Uitspraak
GERECHTSHOF ARNHEM-LEEUWARDEN
verzoeker in hoger beroep,
Gerechtshof Arnhem-Leeuwarden
In deze zaak heeft het Gerechtshof Arnhem-Leeuwarden op 26 mei 2016 uitspraak gedaan in hoger beroep over de wijziging van de partneralimentatie. De man, verzoeker in hoger beroep, had verzocht om de bijdrage in de kosten van levensonderhoud van de vrouw, verweerster in hoger beroep, te wijzigen. Het huwelijk van partijen was ontbonden op 18 januari 2012, en de rechtbank Gelderland had eerder bepaald dat de man € 530,-- per maand aan de vrouw moest betalen. De man verzocht om deze bijdrage met ingang van 1 september 2014 op nihil te stellen, terwijl de vrouw verweer voerde tegen deze wijziging.
Het hof heeft vastgesteld dat er een relevante wijziging van omstandigheden had plaatsgevonden, wat een herbeoordeling rechtvaardigde. De rechtbank had de ingangsdatum van de gewijzigde bijdrage op 1 januari 2015 gesteld, en het hof heeft dit oordeel bevestigd. De man betwistte de hoogte van de behoefte van de vrouw, die volgens hem niet langer gelijkgesteld kon worden met de huwelijksgerelateerde behoefte, gezien haar vermogenspositie en lagere lasten.

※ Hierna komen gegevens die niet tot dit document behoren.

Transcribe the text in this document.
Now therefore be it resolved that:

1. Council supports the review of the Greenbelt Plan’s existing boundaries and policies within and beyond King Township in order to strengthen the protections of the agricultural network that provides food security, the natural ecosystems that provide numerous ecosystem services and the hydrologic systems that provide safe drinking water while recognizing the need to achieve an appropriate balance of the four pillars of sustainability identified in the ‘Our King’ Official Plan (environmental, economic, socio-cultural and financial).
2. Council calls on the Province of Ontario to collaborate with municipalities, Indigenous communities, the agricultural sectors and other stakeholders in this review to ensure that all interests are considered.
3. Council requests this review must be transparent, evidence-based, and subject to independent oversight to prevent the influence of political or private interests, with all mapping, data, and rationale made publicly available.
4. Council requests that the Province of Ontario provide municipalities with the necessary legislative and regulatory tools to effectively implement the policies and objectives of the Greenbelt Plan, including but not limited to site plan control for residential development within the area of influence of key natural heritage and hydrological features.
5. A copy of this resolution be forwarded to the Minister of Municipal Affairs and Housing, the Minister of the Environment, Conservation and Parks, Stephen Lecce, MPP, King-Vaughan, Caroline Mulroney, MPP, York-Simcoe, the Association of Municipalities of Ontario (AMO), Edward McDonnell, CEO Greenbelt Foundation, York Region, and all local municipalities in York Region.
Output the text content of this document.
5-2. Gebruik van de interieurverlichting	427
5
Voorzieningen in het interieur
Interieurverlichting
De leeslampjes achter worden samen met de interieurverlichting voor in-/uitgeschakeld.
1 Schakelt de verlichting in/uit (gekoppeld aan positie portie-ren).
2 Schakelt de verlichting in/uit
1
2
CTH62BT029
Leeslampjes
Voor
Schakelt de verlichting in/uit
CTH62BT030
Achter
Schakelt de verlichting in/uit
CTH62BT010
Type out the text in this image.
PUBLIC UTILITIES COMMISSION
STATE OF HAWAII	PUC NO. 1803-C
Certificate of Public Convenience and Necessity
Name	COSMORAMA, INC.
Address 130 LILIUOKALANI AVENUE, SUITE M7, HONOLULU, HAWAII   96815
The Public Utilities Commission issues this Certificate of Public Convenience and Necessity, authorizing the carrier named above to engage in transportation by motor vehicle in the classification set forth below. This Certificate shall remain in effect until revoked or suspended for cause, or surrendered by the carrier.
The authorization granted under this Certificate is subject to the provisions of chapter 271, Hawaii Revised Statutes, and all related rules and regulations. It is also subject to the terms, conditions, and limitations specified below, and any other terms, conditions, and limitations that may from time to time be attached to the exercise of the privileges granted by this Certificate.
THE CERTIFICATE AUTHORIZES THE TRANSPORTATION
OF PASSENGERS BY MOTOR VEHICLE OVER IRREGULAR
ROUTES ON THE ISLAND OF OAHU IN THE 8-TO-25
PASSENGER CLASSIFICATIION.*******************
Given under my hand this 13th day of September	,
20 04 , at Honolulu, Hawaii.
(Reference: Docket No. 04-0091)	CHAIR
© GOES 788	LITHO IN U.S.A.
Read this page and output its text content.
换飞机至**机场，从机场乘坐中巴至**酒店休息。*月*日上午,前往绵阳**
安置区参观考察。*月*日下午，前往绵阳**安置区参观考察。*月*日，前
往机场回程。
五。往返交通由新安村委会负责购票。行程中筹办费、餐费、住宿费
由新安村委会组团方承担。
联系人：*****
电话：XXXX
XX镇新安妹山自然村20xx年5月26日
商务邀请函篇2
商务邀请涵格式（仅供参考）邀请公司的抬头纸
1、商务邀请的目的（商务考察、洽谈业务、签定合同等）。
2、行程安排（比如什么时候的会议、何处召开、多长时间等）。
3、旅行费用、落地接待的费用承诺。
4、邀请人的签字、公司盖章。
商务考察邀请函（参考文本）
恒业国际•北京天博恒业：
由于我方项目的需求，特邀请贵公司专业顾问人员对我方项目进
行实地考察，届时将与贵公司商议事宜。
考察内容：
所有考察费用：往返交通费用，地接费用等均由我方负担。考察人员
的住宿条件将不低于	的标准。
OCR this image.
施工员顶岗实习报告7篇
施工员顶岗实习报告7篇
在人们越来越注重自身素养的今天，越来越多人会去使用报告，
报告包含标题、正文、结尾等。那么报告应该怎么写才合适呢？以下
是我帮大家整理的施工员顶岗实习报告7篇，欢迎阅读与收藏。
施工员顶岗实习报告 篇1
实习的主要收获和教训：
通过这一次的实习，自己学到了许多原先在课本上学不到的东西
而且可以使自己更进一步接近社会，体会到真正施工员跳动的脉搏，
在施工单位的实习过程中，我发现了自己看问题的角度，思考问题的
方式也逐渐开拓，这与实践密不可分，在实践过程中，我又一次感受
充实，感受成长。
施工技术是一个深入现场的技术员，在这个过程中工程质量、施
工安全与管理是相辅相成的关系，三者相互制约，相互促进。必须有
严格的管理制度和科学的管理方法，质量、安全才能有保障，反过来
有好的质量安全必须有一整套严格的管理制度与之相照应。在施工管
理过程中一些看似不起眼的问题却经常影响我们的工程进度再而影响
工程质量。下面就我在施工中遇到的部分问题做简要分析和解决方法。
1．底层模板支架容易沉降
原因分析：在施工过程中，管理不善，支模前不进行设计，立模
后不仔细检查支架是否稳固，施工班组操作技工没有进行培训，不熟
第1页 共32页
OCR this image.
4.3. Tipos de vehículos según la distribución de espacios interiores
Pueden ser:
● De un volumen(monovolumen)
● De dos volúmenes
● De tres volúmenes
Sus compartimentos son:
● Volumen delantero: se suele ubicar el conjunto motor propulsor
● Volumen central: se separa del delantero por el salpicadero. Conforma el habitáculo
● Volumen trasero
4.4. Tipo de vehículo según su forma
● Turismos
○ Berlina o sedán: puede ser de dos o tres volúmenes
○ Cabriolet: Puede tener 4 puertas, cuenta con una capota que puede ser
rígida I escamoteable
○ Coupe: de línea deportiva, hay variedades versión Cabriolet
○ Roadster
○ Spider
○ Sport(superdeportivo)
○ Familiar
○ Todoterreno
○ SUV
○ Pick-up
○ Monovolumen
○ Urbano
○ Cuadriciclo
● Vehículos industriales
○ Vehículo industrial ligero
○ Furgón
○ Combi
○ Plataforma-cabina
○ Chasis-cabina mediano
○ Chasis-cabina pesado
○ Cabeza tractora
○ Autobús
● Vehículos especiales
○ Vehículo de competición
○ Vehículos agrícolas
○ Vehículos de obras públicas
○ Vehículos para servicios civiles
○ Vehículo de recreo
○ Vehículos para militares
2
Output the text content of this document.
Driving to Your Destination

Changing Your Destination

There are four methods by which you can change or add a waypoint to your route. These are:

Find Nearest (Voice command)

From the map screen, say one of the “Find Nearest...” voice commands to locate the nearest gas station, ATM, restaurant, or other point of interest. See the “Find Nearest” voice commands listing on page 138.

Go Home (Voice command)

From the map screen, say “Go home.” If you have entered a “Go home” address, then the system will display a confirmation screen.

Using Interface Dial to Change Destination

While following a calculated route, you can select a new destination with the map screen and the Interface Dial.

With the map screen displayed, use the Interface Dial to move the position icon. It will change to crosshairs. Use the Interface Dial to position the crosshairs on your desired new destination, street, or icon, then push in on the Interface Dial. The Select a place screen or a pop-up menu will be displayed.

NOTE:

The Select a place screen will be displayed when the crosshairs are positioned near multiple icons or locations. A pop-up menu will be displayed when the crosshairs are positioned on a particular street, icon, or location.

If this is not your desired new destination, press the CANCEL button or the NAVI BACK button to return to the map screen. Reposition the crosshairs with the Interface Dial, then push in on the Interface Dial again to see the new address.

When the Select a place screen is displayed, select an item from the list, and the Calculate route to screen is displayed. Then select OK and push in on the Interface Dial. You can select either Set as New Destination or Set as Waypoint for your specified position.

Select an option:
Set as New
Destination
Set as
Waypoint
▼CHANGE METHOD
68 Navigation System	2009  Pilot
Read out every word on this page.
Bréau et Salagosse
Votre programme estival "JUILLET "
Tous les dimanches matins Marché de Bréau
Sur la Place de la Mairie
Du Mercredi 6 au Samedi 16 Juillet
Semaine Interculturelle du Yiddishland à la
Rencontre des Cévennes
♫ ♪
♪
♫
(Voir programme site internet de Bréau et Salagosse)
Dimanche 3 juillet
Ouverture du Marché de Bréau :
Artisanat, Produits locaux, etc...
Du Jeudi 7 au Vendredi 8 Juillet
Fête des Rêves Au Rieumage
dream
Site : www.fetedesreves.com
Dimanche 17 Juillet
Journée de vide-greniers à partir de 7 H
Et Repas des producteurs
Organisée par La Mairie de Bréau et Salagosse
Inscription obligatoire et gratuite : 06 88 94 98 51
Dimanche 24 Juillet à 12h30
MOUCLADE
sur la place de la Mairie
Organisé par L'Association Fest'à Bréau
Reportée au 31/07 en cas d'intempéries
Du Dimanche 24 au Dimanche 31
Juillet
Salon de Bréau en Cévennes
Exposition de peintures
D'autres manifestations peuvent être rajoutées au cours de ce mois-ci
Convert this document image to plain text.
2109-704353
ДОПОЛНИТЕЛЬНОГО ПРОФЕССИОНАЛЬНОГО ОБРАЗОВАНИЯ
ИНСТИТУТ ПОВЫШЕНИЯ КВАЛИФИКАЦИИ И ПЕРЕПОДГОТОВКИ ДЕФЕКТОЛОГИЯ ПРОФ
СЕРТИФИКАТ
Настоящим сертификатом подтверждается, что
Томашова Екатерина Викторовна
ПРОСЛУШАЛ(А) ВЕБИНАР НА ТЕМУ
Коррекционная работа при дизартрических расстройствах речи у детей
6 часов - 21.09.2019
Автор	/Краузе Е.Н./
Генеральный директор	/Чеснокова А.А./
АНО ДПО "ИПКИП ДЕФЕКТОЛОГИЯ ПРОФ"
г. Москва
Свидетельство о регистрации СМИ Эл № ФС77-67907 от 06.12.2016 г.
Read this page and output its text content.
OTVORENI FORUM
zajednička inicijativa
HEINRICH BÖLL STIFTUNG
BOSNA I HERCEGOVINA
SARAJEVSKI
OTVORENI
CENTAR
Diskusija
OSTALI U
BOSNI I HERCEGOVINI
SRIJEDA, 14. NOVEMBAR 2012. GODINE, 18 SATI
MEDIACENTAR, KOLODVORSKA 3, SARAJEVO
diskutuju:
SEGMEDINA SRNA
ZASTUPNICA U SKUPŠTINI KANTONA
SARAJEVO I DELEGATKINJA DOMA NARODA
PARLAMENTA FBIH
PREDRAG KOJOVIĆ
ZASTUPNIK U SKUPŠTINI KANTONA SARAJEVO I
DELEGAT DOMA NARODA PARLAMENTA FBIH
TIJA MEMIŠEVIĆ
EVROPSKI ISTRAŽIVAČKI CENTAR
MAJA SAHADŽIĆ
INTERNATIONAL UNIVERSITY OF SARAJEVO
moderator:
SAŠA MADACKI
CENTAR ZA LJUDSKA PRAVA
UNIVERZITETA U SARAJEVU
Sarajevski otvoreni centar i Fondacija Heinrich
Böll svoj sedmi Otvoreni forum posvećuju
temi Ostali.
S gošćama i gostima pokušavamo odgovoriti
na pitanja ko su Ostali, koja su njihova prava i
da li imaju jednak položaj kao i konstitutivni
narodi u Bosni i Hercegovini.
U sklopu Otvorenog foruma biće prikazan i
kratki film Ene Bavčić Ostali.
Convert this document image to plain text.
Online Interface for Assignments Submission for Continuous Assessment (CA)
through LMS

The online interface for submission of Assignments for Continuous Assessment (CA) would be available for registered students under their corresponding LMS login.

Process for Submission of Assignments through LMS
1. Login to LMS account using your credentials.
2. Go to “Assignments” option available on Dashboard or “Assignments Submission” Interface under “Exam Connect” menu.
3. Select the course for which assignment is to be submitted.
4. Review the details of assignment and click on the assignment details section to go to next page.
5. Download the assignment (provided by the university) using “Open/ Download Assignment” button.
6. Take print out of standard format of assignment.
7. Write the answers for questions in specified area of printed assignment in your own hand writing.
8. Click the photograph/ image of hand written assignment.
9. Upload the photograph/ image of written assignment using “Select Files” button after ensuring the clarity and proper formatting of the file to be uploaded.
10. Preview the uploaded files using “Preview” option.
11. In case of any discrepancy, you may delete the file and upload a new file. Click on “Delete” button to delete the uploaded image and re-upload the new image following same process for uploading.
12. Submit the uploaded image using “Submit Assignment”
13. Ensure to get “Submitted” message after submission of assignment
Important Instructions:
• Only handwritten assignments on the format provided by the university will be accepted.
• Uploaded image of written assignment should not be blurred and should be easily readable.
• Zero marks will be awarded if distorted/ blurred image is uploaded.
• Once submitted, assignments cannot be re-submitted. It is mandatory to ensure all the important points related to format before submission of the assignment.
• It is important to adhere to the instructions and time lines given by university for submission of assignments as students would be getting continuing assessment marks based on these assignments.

Het hof oordeelde dat de vrouw niet voldoende had onderbouwd hoe hoog haar huidige behoefte was, en dat haar nalaten om dit te doen voor haar rekening en risico kwam. Daarom werd de bijdrage van de man in de kosten van levensonderhoud met ingang van 1 januari 2015 op nihil gesteld. Tevens werd er een terugbetalingsverplichting voor de vrouw vastgesteld, aangezien zij over een aanzienlijk vermogen beschikte. De beschikking van de rechtbank Gelderland werd vernietigd en de nieuwe beslissing werd uitvoerbaar bij voorraad verklaard.